Scratchings on "The Castle"

Kafka's final, unfinished novel is an unsolvable puzzle - and that's the point.

BOOK REVIEWS
FRANZ KAFKA

By Liam Coley | Published 16/12/2024

Much ink has been spilled parsing out Kafka's unfinished final novel. Ready-made allegories applied to the book seem to fall apart on one detail or another. Perhaps K's fruitless journey to the titular Castle is a religious metaphor? Or a commentary on the state and bureaucracy? Perhaps the Castle is Lacan's objet a? Maybe K.'s journey is an allegory for growing up, for life itself? Or maybe the Castle is meant to represent one of Timothy Morton's Hyperobjects - too huge to comprehend, yet entwined with everyone and everything in the village?
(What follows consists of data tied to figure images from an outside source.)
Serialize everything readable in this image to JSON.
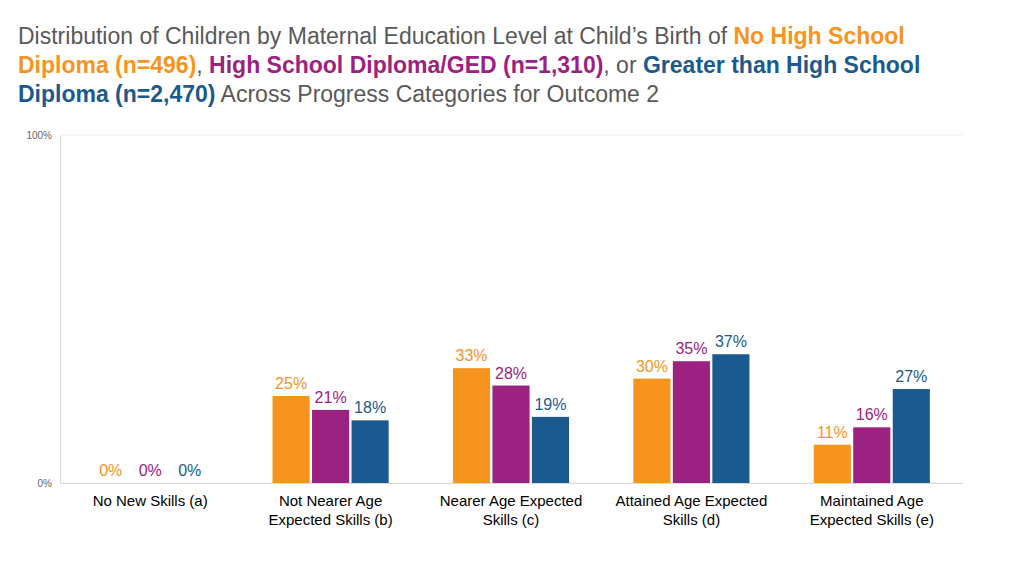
{
  "chart_data": {
    "type": "bar",
    "title": "Distribution of Children by Maternal Education Level at Child’s Birth of No High School Diploma (n=496), High School Diploma/GED (n=1,310), or Greater than High School Diploma (n=2,470) Across Progress Categories for Outcome 2",
    "categories": [
      "No New Skills (a)",
      "Not Nearer Age Expected Skills (b)",
      "Nearer Age Expected Skills (c)",
      "Attained Age Expected Skills (d)",
      "Maintained Age Expected Skills (e)"
    ],
    "series": [
      {
        "name": "No High School Diploma (n=496)",
        "color": "#f7941d",
        "values": [
          0,
          25,
          33,
          30,
          11
        ],
        "value_labels": [
          "0%",
          "25%",
          "33%",
          "30%",
          "11%"
        ]
      },
      {
        "name": "High School Diploma/GED (n=1,310)",
        "color": "#9b2281",
        "values": [
          0,
          21,
          28,
          35,
          16
        ],
        "value_labels": [
          "0%",
          "21%",
          "28%",
          "35%",
          "16%"
        ]
      },
      {
        "name": "Greater than High School Diploma (n=2,470)",
        "color": "#1a5a8e",
        "values": [
          0,
          18,
          19,
          37,
          27
        ],
        "value_labels": [
          "0%",
          "18%",
          "19%",
          "37%",
          "27%"
        ]
      }
    ],
    "ylim": [
      0,
      100
    ],
    "yticks": [
      {
        "value": 0,
        "label": "0%"
      },
      {
        "value": 100,
        "label": "100%"
      }
    ],
    "grid": true,
    "data_labels": true
  }
}
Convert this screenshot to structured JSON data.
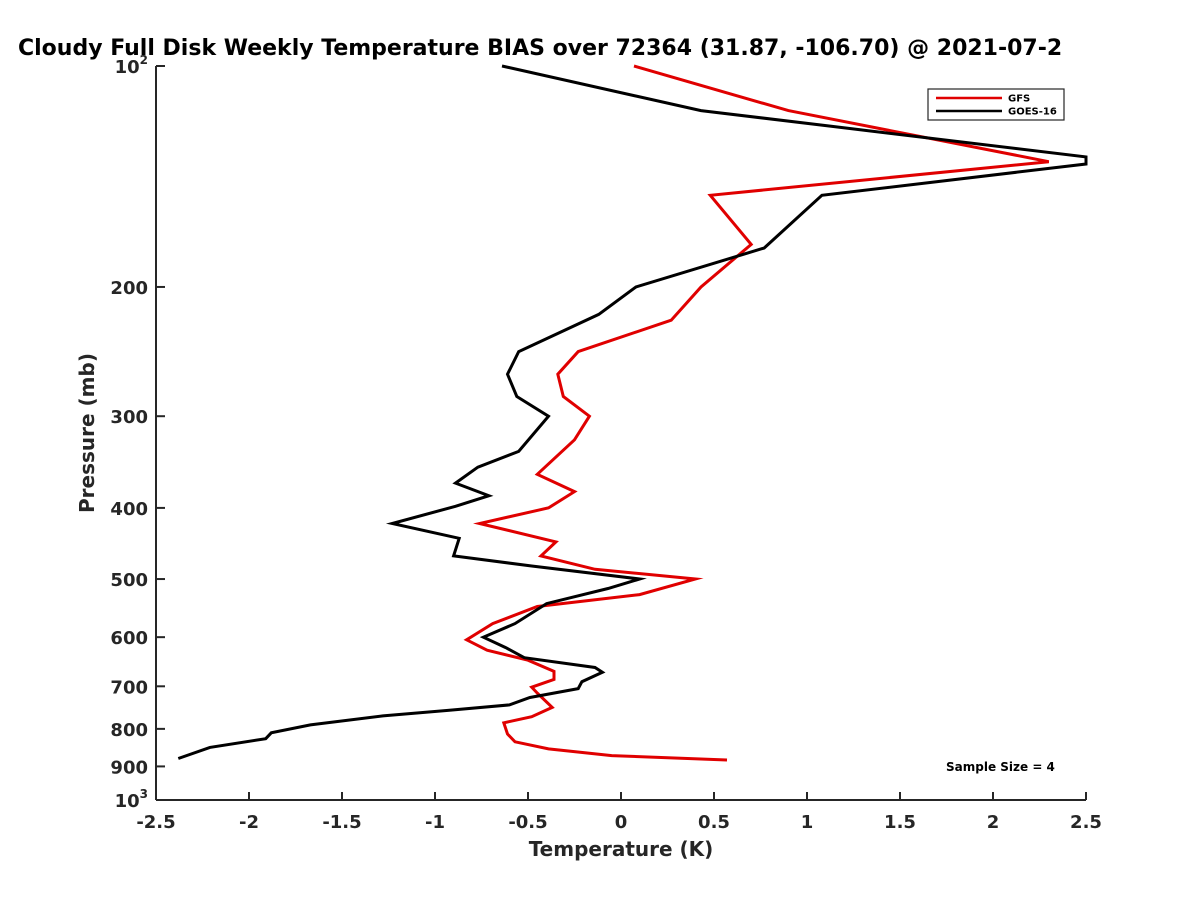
{
  "chart_data": {
    "type": "line",
    "title": "Cloudy Full Disk Weekly Temperature BIAS over 72364 (31.87, -106.70) @ 2021-07-2",
    "xlabel": "Temperature (K)",
    "ylabel": "Pressure (mb)",
    "xlim": [
      -2.5,
      2.5
    ],
    "ylim": [
      100,
      1000
    ],
    "y_scale": "log",
    "y_reversed": true,
    "grid": false,
    "legend_position": "top-right",
    "x_ticks": [
      "-2.5",
      "-2",
      "-1.5",
      "-1",
      "-0.5",
      "0",
      "0.5",
      "1",
      "1.5",
      "2",
      "2.5"
    ],
    "y_ticks": [
      {
        "value": 100,
        "base": "10",
        "exp": "2"
      },
      {
        "value": 200,
        "label": "200"
      },
      {
        "value": 300,
        "label": "300"
      },
      {
        "value": 400,
        "label": "400"
      },
      {
        "value": 500,
        "label": "500"
      },
      {
        "value": 600,
        "label": "600"
      },
      {
        "value": 700,
        "label": "700"
      },
      {
        "value": 800,
        "label": "800"
      },
      {
        "value": 900,
        "label": "900"
      },
      {
        "value": 1000,
        "base": "10",
        "exp": "3"
      }
    ],
    "series": [
      {
        "name": "GFS",
        "color": "#e00000",
        "points": [
          [
            0.07,
            100
          ],
          [
            0.9,
            115
          ],
          [
            2.3,
            135
          ],
          [
            0.48,
            150
          ],
          [
            0.7,
            175
          ],
          [
            0.43,
            200
          ],
          [
            0.27,
            222
          ],
          [
            -0.23,
            245
          ],
          [
            -0.34,
            263
          ],
          [
            -0.31,
            282
          ],
          [
            -0.17,
            300
          ],
          [
            -0.25,
            323
          ],
          [
            -0.45,
            360
          ],
          [
            -0.25,
            380
          ],
          [
            -0.39,
            400
          ],
          [
            -0.76,
            420
          ],
          [
            -0.35,
            445
          ],
          [
            -0.43,
            465
          ],
          [
            -0.14,
            485
          ],
          [
            0.4,
            500
          ],
          [
            0.1,
            525
          ],
          [
            -0.45,
            545
          ],
          [
            -0.69,
            575
          ],
          [
            -0.83,
            605
          ],
          [
            -0.72,
            625
          ],
          [
            -0.5,
            645
          ],
          [
            -0.36,
            668
          ],
          [
            -0.36,
            685
          ],
          [
            -0.48,
            702
          ],
          [
            -0.45,
            715
          ],
          [
            -0.37,
            748
          ],
          [
            -0.48,
            770
          ],
          [
            -0.63,
            785
          ],
          [
            -0.61,
            813
          ],
          [
            -0.57,
            833
          ],
          [
            -0.39,
            852
          ],
          [
            -0.05,
            870
          ],
          [
            0.57,
            882
          ]
        ]
      },
      {
        "name": "GOES-16",
        "color": "#000000",
        "points": [
          [
            -0.64,
            100
          ],
          [
            0.43,
            115
          ],
          [
            2.5,
            133
          ],
          [
            2.5,
            136
          ],
          [
            1.08,
            150
          ],
          [
            0.77,
            177
          ],
          [
            0.08,
            200
          ],
          [
            -0.12,
            218
          ],
          [
            -0.55,
            245
          ],
          [
            -0.61,
            263
          ],
          [
            -0.56,
            282
          ],
          [
            -0.39,
            300
          ],
          [
            -0.55,
            335
          ],
          [
            -0.77,
            352
          ],
          [
            -0.89,
            370
          ],
          [
            -0.71,
            385
          ],
          [
            -0.89,
            398
          ],
          [
            -1.23,
            420
          ],
          [
            -0.87,
            440
          ],
          [
            -0.9,
            465
          ],
          [
            -0.48,
            480
          ],
          [
            0.1,
            500
          ],
          [
            -0.07,
            515
          ],
          [
            -0.4,
            540
          ],
          [
            -0.57,
            575
          ],
          [
            -0.74,
            600
          ],
          [
            -0.62,
            620
          ],
          [
            -0.52,
            640
          ],
          [
            -0.14,
            660
          ],
          [
            -0.1,
            670
          ],
          [
            -0.21,
            690
          ],
          [
            -0.23,
            705
          ],
          [
            -0.49,
            725
          ],
          [
            -0.6,
            742
          ],
          [
            -0.93,
            755
          ],
          [
            -1.28,
            768
          ],
          [
            -1.67,
            790
          ],
          [
            -1.88,
            810
          ],
          [
            -1.91,
            825
          ],
          [
            -2.21,
            848
          ],
          [
            -2.38,
            878
          ]
        ]
      }
    ],
    "annotation": "Sample Size = 4"
  }
}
My take is that it is none of these. "The Castle" as an allegory is as incomprehensible as its titular subject. It is quintessentially Kafka. The narrative comes second to the metanarrative, to the feeling of walking alongside K., of trying to understand the machinations of The Castle, of wading through deeper and deeper snowdrifts. The feeling of reading this book is the point; it is a book where the words on the page are merely there to facilitate an experience. As K.'s plight becomes more and more hopeless the pacing slows down. We get pages and pages of dialogue that, ultimately, have no bearing on the story. Characters contradict each other, and themselves (often in the same breath). The already bleak world of the village feels as though it's closing in. A cloying darkness, a meticulously described haze, a constant stream of ultimately unimportant detail. The confusion, the frustration, the unsolvable puzzle at the heart of "The Castle" is the crux of the novel. Indeed, Kafka himself found the maze he constructed so labyrinthian that he famously could not finish the book; reportedly throwing down his pen in frustration mid-sentence and writing to his long-time friend Max Brod "I have not spent this past week very cheerfully, for I have had to give up the Castle story, evidently for good."1

Ironically, I cannot envision a more appropriate way to end the story of K. than to leave it cut short.
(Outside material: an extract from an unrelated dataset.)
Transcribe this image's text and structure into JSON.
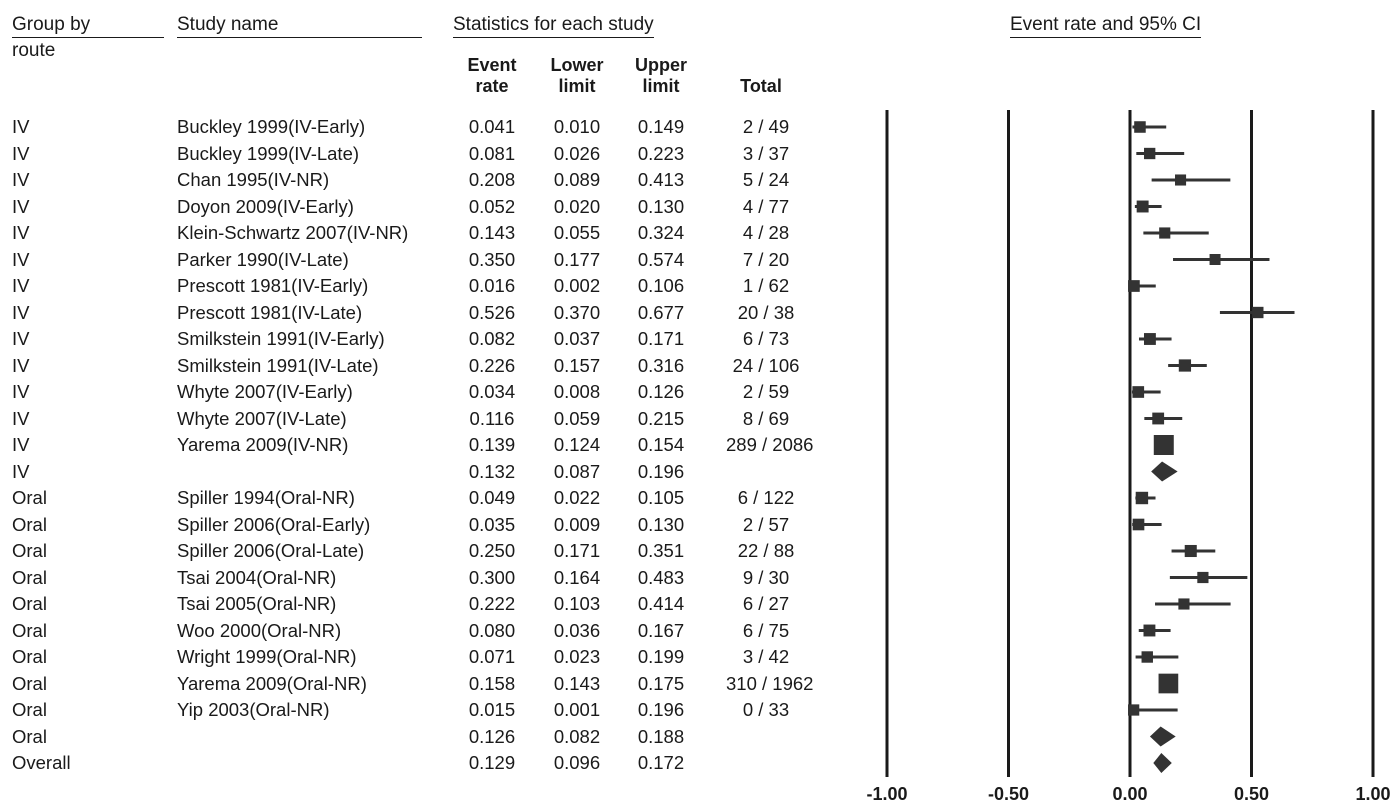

It's a cliche to say that a book must be experienced, but in this case, it is true. K. is not the subject - you are. The Castle is a particular conception of life - absurd, incomprehensible, liquid, and shifting into a new form just as the edges of the old are found. Reality has always been fluid, but the advent of the Enlightenment and the ensuing 300 years of thought have fooled us into thinking it is quantifiable; that it is measurable. This is hubris, and Kafka understood, nay, felt this on a level that few others have before or since. His bureaucratic systems are almost humorous in their nonsensicality, but they are never as far away from reality as they first appear.

Footnotes

  1. Kafka, F. (1998). The Castle (M. Harman, Trans.). Schocken Books; Afterword to the German Critical Edition.